MURKOWSKI: There's a lot of reasons. Some of them have some political overtones. Don Young and I have a similar responsibility, he in the house and me in the Senate. We have appropriate committees of jurisdiction; that's very important.

SOUTHERN: Murkowski, Young, and Senator Ted Stevens believe the drilling prohibition in the Arctic refuge is unreasonable. They say advances in drilling technology would minimize harm to the coastal plain ecosystem. Alaska's Democratic governor and a strong majority of state residents agree. The Alaska lawmakers say if enough recoverable oil is found under the coastal plain, it will enhance national energy security, boost the sagging domestic oil industry, and create jobs. They also say leasing fees and royalties to the Federal Government would help cut the national budget deficit. Accordingly, they've gotten anywhere from $1.25 to $2.3 billion of leasing revenues written into House and Senate plans to balance the budget over the next 7 years. Use of the budget process in a Republican-controlled Congress could expedite something the Alaskans have been waiting for a long time, and environmentalists are worried.

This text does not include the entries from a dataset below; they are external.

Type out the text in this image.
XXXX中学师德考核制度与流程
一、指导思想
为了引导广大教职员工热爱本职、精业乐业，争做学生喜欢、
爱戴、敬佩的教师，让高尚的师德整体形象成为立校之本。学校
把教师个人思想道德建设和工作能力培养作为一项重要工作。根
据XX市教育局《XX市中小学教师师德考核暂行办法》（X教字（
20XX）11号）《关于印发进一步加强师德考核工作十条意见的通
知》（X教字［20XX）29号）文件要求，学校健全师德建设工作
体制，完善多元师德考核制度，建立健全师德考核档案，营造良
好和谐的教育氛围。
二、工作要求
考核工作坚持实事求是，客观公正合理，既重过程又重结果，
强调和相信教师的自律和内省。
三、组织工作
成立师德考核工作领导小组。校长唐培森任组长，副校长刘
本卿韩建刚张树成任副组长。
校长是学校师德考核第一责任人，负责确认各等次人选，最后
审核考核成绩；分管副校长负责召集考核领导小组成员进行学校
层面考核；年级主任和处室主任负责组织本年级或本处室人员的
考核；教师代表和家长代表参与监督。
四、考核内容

MILLER: We have a major fight on our hands to protect the coastal plain of the Arctic National Wildlife Refuge.

SOUTHERN: That's Pam Miller. She used to be a Federal wildlife biologist in the Arctic Refuge. She now chairs the Alaska Coalition, a hundred-member organization of groups that includes the Wilderness Society and the Sierra Club. Miller says use of the budget process will prevent full and fair debate of key environmental concerns about drilling.

MILLER: The back door strategy certainly makes it more difficult because there's much less opportunity for a public hearing, for debate. And it's tucked into a huge process with Medicare, Medicaid, and so on.

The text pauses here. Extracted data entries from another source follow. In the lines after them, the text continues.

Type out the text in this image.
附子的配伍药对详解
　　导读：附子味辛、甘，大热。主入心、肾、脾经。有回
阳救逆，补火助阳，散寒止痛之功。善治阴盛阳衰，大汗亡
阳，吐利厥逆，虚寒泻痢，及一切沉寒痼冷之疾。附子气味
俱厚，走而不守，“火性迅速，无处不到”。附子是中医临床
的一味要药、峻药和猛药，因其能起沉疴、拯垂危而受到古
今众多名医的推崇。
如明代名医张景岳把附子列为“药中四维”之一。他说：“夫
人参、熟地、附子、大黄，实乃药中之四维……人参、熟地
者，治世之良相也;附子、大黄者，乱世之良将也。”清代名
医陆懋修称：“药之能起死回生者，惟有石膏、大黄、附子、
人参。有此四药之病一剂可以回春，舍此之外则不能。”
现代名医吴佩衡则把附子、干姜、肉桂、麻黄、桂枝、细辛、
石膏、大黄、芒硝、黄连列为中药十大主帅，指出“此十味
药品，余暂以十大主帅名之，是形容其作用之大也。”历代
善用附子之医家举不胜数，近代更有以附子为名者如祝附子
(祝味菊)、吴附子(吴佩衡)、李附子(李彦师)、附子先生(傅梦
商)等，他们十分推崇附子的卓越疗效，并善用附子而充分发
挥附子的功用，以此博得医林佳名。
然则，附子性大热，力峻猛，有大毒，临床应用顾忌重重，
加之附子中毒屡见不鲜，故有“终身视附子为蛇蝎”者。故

SOUTHERN: Someone else who's frustrated is Minnesota Democratic Congressman Bruce Vento. He's the lead House sponsor of an Arctic Refuge Wilderness bill. Vento says what's happening is no way to make a decision about oil exploration on the coastal plain.

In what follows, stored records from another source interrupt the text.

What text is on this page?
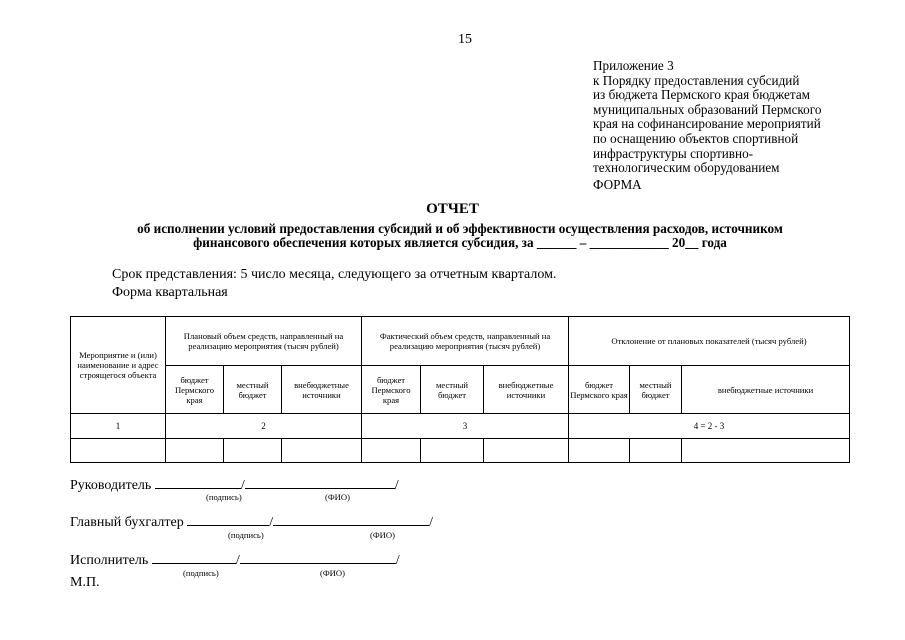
15
Приложение 3
к Порядку предоставления субсидий
из бюджета Пермского края бюджетам
муниципальных образований Пермского
края на софинансирование мероприятий
по оснащению объектов спортивной
инфраструктуры спортивно-
технологическим оборудованием
ФОРМА
ОТЧЕТ
об исполнении условий предоставления субсидий и об эффективности осуществления расходов, источником
финансового обеспечения которых является субсидия, за ______ – ____________ 20__ года
Срок представления: 5 число месяца, следующего за отчетным кварталом.
Форма квартальная
Мероприятие и (или) наименование и адрес строящегося объекта	Плановый объем средств, направленный на реализацию мероприятия (тысяч рублей)			Фактический объем средств, направленный на реализацию мероприятия (тысяч рублей)			Отклонение от плановых показателей (тысяч рублей)		
	бюджет Пермского края	местный бюджет	внебюджетные источники	бюджет Пермского края	местный бюджет	внебюджетные источники	бюджет Пермского края	местный бюджет	внебюджетные источники
1	2			3			4 = 2 - 3		

Руководитель	/	/
(подпись)	(ФИО)
Главный бухгалтер	/	/
(подпись)	(ФИО)
Исполнитель	/	/
(подпись)	(ФИО)
М.П.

VENTO: It doesn't make sense economically. It doesn't make sense environmentally. It doesn't make sense ethically. I would hope that deliberation, consideration, and reflection on this would prevail.

SOUTHERN: It's possible oil leasing in the Arctic Refuge could be authorized in bills Congress must pass this summer to lock a budget plan into law. The Alaskan lawmakers say the leasing revenues are important to the budget plan. If they're taken out, something else will have to replace them, maybe even higher taxes. That budget strategy is putting the Alaskans on a collision course with the Clinton Administration. Interior Secretary Bruce Babbitt has jurisdiction over the refuge.

BABBITT: It's my own view that we should not open this refuge up at this time to oil exploration. I oppose it, I don't think it's in the interests of Alaska or of the 50 states.

SOUTHERN: Babbitt says he is working against development efforts. But President Clinton will have tough decisions on the future of Medicare and other big fiscal issues to make, when the budget legislation eventually comes to him. It's not clear if protection of the Arctic Refuge is high enough on his priority list to warrant use of his veto pen. For Living on Earth, I'm Joel Southern in Washington.